Media sosial
saat ini merupakan hasil pengembangan media belajar ataupun dakwah yang mana
hal ini lebih menarik perhatian masyarakat. Da’i-da’i saat ini berusaha
memanfaatkan momentum ini untuk menyebarkan ajaran Islam dengan hal yang baru.
Fenomena da’i yang melakukan dakwah di media sosial ini setidaknya didasari
atas 3 hal yaitu keinginan untuk menjawab keresahan umat secara global,
inisiatif invidu untuk menyebarkan ajaran Islam, dan sebagai kritik sosial
terhadap permasalahan-permasalahan yang sedang terjadi. Secara tidak langsung,
data ini menunjukkan bahwa antusias masyarakat muslim di Indonesia terhadap
ajaran agama mereka sudah mulai meningkat yang tentunya ini akan berdampak pada
kekuatan aspek spiritual dan keilmuan mereka. Namun disisi lain, fenomena ini
masih menimbulkan pro kontra di kalangan masyarakat sehingga perlunya diskursus
lanjutan dalam mengurai hal ini. Secara garis besar permasalahan pro kontra
dakwah ini hanya berkutat pada aspek objek dakwah dan materi dakwah itu
sendiri.
Memang
secara kuantitatif, dakwah melalui media sosial ini akan jauh lebih berhasil
daripada dakwah secara konvensional seperti tabligh akbar, pengajian di
musola-musola, dan lain sebagainya jika kita berkaca pada objek dakwah saat ini
yaitu generasi Z. Hal ini dikarenakan dakwah melalui media sosial ini dapat
dikemas dan dikreasikan sedemikian rupa agar konsumen tidak merasa jenuh dengan
materi dakwah yang mereka terima. Hal selanjutnya masih dari segi kuantitas
sasaran dakwah ini, media sosial melalui platform instagram, whatsapp,
youtube, dan facebook ini memiliki kelebihan dalam menjangkau
masayarakat secara global bukan lagi lingkup lokal.
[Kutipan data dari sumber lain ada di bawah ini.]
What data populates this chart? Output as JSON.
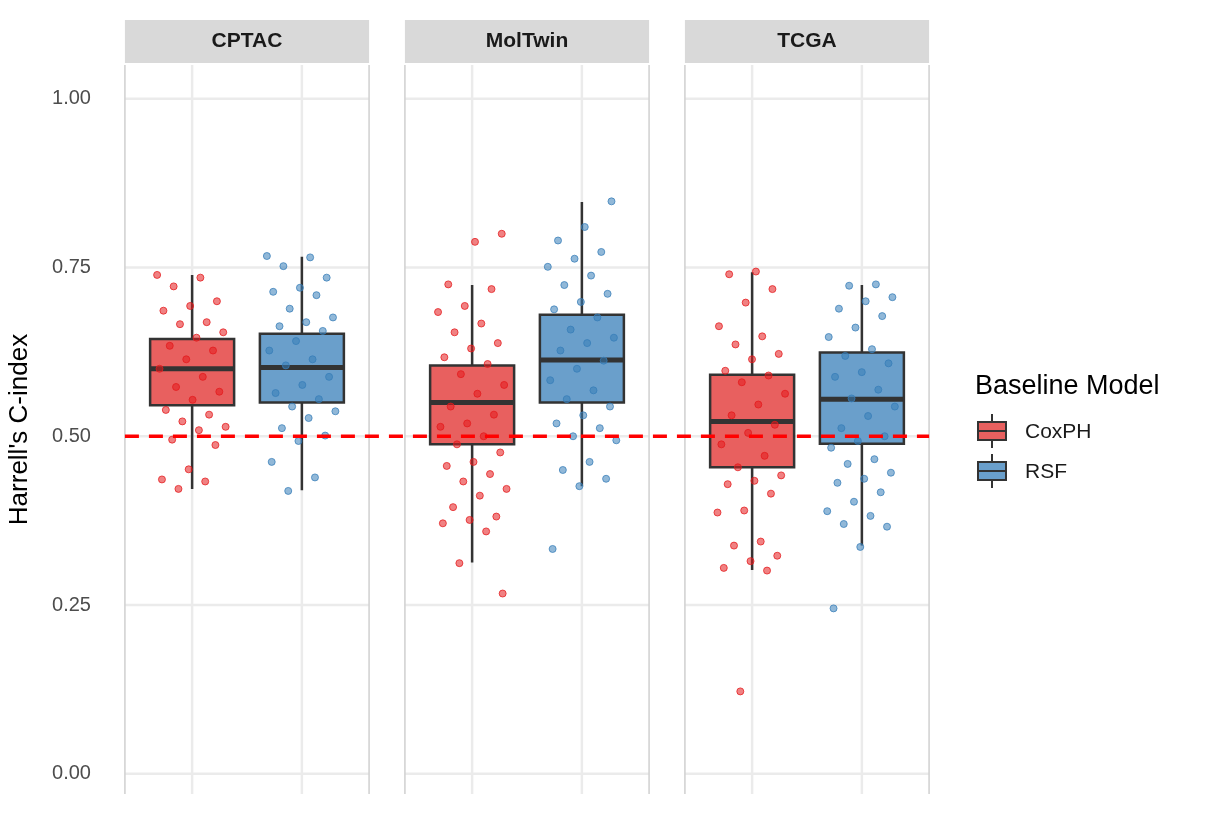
{
  "chart_data": {
    "type": "box",
    "ylabel": "Harrell's C-index",
    "categories": [
      "CPTAC",
      "MolTwin",
      "TCGA"
    ],
    "series": [
      {
        "name": "CoxPH",
        "color": "#e8605f",
        "boxes": [
          {
            "low": 0.422,
            "q1": 0.546,
            "median": 0.6,
            "q3": 0.644,
            "high": 0.739
          },
          {
            "low": 0.313,
            "q1": 0.488,
            "median": 0.55,
            "q3": 0.605,
            "high": 0.724
          },
          {
            "low": 0.302,
            "q1": 0.454,
            "median": 0.522,
            "q3": 0.591,
            "high": 0.743
          }
        ]
      },
      {
        "name": "RSF",
        "color": "#6a9fcb",
        "boxes": [
          {
            "low": 0.42,
            "q1": 0.55,
            "median": 0.602,
            "q3": 0.652,
            "high": 0.766
          },
          {
            "low": 0.426,
            "q1": 0.55,
            "median": 0.613,
            "q3": 0.68,
            "high": 0.847
          },
          {
            "low": 0.338,
            "q1": 0.489,
            "median": 0.555,
            "q3": 0.624,
            "high": 0.724
          }
        ]
      },
      {
        "type": "scatter",
        "color": "#e41a1c",
        "x": [
          "CPTAC",
          "CPTAC",
          "CPTAC",
          "CPTAC",
          "CPTAC",
          "CPTAC",
          "CPTAC",
          "CPTAC",
          "CPTAC",
          "CPTAC",
          "CPTAC",
          "CPTAC",
          "CPTAC",
          "CPTAC",
          "CPTAC",
          "CPTAC",
          "CPTAC",
          "CPTAC",
          "CPTAC",
          "CPTAC",
          "CPTAC",
          "CPTAC",
          "CPTAC",
          "CPTAC",
          "CPTAC",
          "CPTAC",
          "CPTAC",
          "CPTAC",
          "CPTAC",
          "MolTwin",
          "MolTwin",
          "MolTwin",
          "MolTwin",
          "MolTwin",
          "MolTwin",
          "MolTwin",
          "MolTwin",
          "MolTwin",
          "MolTwin",
          "MolTwin",
          "MolTwin",
          "MolTwin",
          "MolTwin",
          "MolTwin",
          "MolTwin",
          "MolTwin",
          "MolTwin",
          "MolTwin",
          "MolTwin",
          "MolTwin",
          "MolTwin",
          "MolTwin",
          "MolTwin",
          "MolTwin",
          "MolTwin",
          "MolTwin",
          "MolTwin",
          "MolTwin",
          "MolTwin",
          "MolTwin",
          "MolTwin",
          "MolTwin",
          "MolTwin",
          "MolTwin",
          "TCGA",
          "TCGA",
          "TCGA",
          "TCGA",
          "TCGA",
          "TCGA",
          "TCGA",
          "TCGA",
          "TCGA",
          "TCGA",
          "TCGA",
          "TCGA",
          "TCGA",
          "TCGA",
          "TCGA",
          "TCGA",
          "TCGA",
          "TCGA",
          "TCGA",
          "TCGA",
          "TCGA",
          "TCGA",
          "TCGA",
          "TCGA",
          "TCGA",
          "TCGA",
          "TCGA",
          "TCGA",
          "TCGA",
          "TCGA",
          "TCGA",
          "TCGA",
          "TCGA"
        ],
        "values": [
          0.739,
          0.735,
          0.722,
          0.7,
          0.693,
          0.686,
          0.669,
          0.666,
          0.654,
          0.646,
          0.634,
          0.627,
          0.614,
          0.6,
          0.588,
          0.573,
          0.566,
          0.554,
          0.539,
          0.532,
          0.522,
          0.514,
          0.509,
          0.495,
          0.487,
          0.451,
          0.436,
          0.433,
          0.422,
          0.8,
          0.788,
          0.725,
          0.718,
          0.693,
          0.684,
          0.667,
          0.654,
          0.638,
          0.63,
          0.617,
          0.607,
          0.592,
          0.576,
          0.563,
          0.544,
          0.532,
          0.519,
          0.514,
          0.5,
          0.488,
          0.476,
          0.462,
          0.456,
          0.444,
          0.433,
          0.422,
          0.412,
          0.395,
          0.381,
          0.376,
          0.371,
          0.359,
          0.312,
          0.267,
          0.744,
          0.74,
          0.718,
          0.698,
          0.663,
          0.648,
          0.636,
          0.622,
          0.614,
          0.597,
          0.59,
          0.58,
          0.563,
          0.547,
          0.531,
          0.517,
          0.505,
          0.488,
          0.471,
          0.454,
          0.442,
          0.434,
          0.429,
          0.415,
          0.39,
          0.387,
          0.344,
          0.338,
          0.323,
          0.315,
          0.305,
          0.301,
          0.122
        ]
      },
      {
        "type": "scatter",
        "color": "#377eb8",
        "x": [
          "CPTAC",
          "CPTAC",
          "CPTAC",
          "CPTAC",
          "CPTAC",
          "CPTAC",
          "CPTAC",
          "CPTAC",
          "CPTAC",
          "CPTAC",
          "CPTAC",
          "CPTAC",
          "CPTAC",
          "CPTAC",
          "CPTAC",
          "CPTAC",
          "CPTAC",
          "CPTAC",
          "CPTAC",
          "CPTAC",
          "CPTAC",
          "CPTAC",
          "CPTAC",
          "CPTAC",
          "CPTAC",
          "CPTAC",
          "CPTAC",
          "CPTAC",
          "CPTAC",
          "MolTwin",
          "MolTwin",
          "MolTwin",
          "MolTwin",
          "MolTwin",
          "MolTwin",
          "MolTwin",
          "MolTwin",
          "MolTwin",
          "MolTwin",
          "MolTwin",
          "MolTwin",
          "MolTwin",
          "MolTwin",
          "MolTwin",
          "MolTwin",
          "MolTwin",
          "MolTwin",
          "MolTwin",
          "MolTwin",
          "MolTwin",
          "MolTwin",
          "MolTwin",
          "MolTwin",
          "MolTwin",
          "MolTwin",
          "MolTwin",
          "MolTwin",
          "MolTwin",
          "MolTwin",
          "MolTwin",
          "MolTwin",
          "TCGA",
          "TCGA",
          "TCGA",
          "TCGA",
          "TCGA",
          "TCGA",
          "TCGA",
          "TCGA",
          "TCGA",
          "TCGA",
          "TCGA",
          "TCGA",
          "TCGA",
          "TCGA",
          "TCGA",
          "TCGA",
          "TCGA",
          "TCGA",
          "TCGA",
          "TCGA",
          "TCGA",
          "TCGA",
          "TCGA",
          "TCGA",
          "TCGA",
          "TCGA",
          "TCGA",
          "TCGA",
          "TCGA",
          "TCGA",
          "TCGA",
          "TCGA",
          "TCGA",
          "TCGA"
        ],
        "values": [
          0.767,
          0.765,
          0.752,
          0.735,
          0.72,
          0.714,
          0.709,
          0.689,
          0.676,
          0.669,
          0.663,
          0.656,
          0.641,
          0.627,
          0.614,
          0.605,
          0.588,
          0.576,
          0.564,
          0.555,
          0.544,
          0.537,
          0.527,
          0.512,
          0.501,
          0.493,
          0.462,
          0.439,
          0.419,
          0.848,
          0.81,
          0.79,
          0.773,
          0.763,
          0.751,
          0.738,
          0.724,
          0.711,
          0.699,
          0.688,
          0.676,
          0.658,
          0.646,
          0.638,
          0.627,
          0.612,
          0.6,
          0.583,
          0.568,
          0.555,
          0.544,
          0.531,
          0.519,
          0.512,
          0.5,
          0.494,
          0.462,
          0.45,
          0.437,
          0.426,
          0.333,
          0.725,
          0.723,
          0.706,
          0.7,
          0.689,
          0.678,
          0.661,
          0.647,
          0.629,
          0.619,
          0.608,
          0.595,
          0.588,
          0.569,
          0.556,
          0.544,
          0.53,
          0.512,
          0.5,
          0.493,
          0.483,
          0.466,
          0.459,
          0.446,
          0.437,
          0.431,
          0.417,
          0.403,
          0.389,
          0.382,
          0.37,
          0.366,
          0.336,
          0.245
        ]
      }
    ],
    "ylim": [
      -0.03,
      1.05
    ],
    "yticks": [
      {
        "value": 0,
        "label": "0.00"
      },
      {
        "value": 0.25,
        "label": "0.25"
      },
      {
        "value": 0.5,
        "label": "0.50"
      },
      {
        "value": 0.75,
        "label": "0.75"
      },
      {
        "value": 1,
        "label": "1.00"
      }
    ],
    "ref_lines": [
      {
        "axis": "y",
        "value": 0.5,
        "color": "#ff0000",
        "line_style": "dashed"
      }
    ],
    "grid": true,
    "legend": "right",
    "legend_title": "Baseline Model"
  }
}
Jelas hal ini merupakan
suatu kemajuan peradaban Islam yang baik karena dakwah bisa terealisasi secara
merata walaupun tidak secara instan. Adanya media sosial ini juga memberikan
dampak positif bagi da’i-da’i untuk beradaptasi terhadap perkembangan zaman
sehingga mampu menjawab tantangan kemerosotan karakter dan lemahnya pengetahuan
masyarakat di dunia maya. Pemanfaatan media sosial sendiri sebagai media dakwah
sejatinya menjadi penyeimbang terhadap konten-konten yang justru merusak
karakter serta meniadakan fungsi ajaran-ajaran agama bagi kehidupan
bermasyarakat.
Sebaliknya,
dakwah melalui media sosial ini menuai kritik dan kontra oleh berbagai kalangan
dikarenakan dakwah akan kehilangan esensinya sebagai strategi penyebaran ajaran
Islam yang ramah. Hal tersebut bukan hanya praduga semata sebab ketika kita
melihat kondisi nyata di media sosial saat ini ternyata pembuat konten dakwah sulit
dibedakan antara yang benar-benar untuk tujuan amar ma’ruf atau justru mencari
ketenaran. Problem ini tentunya memiliki akibat yang berkelanjutan yaitu
timbulnya perdebatan-perdebatan dan perpecahan oleh golongan muslim itu sendiri
sehingga yang awalnya dakwah bertujuan mencerahkan justru terkesan melakukan
pembelaan atas kebenaran sepihak dan menyalahkan. Selain itu, mudahnya akses
terhadap pembuatan akun di media sosial menjadi salah satu bahaya dakwah sebab
setiap orang bisa dengan mudahnya membagikan informasi yang mereka sendiri
tidak menguasai dispilin ilmu tersebut.
Penyalahgunaan
media sosial dalam berdakwah untuk menjatuhkan da’i ataupun ulama yang berbeda
pendapat juga menjadi salah satu aspek dakwah melalui platform dunia maya ini
menuai kritik. Seharusnya dalam dakwah di media sosial yang harus ditampilkan
adalah Islam yang rahmatan lil ‘alamiin dengan memasukkan konten-konten
yang berisi motivasi dan jawaban terhadap masalah yang muncul di masyarakat
bukan masalah-masalah yang debatable. Kita bisa lihat pada iklim media
sosial akhir-akhir ini justru yang terpampang adalah adu kebenaran dan saling
memberikan pembelaan terhadap pendapat mereka masing-masing sehingga
menimbulkan keresahan dan membuat citra Islam yang intoleran. Dakwah melalui
media sosial juga rawan dengan adanya potongan-potongan statement kiai
ataupun ustadz tentang isi kajian yang diberikan sehingga menimbulkan
multitafsir dan kesalahpahaman bagi netizen.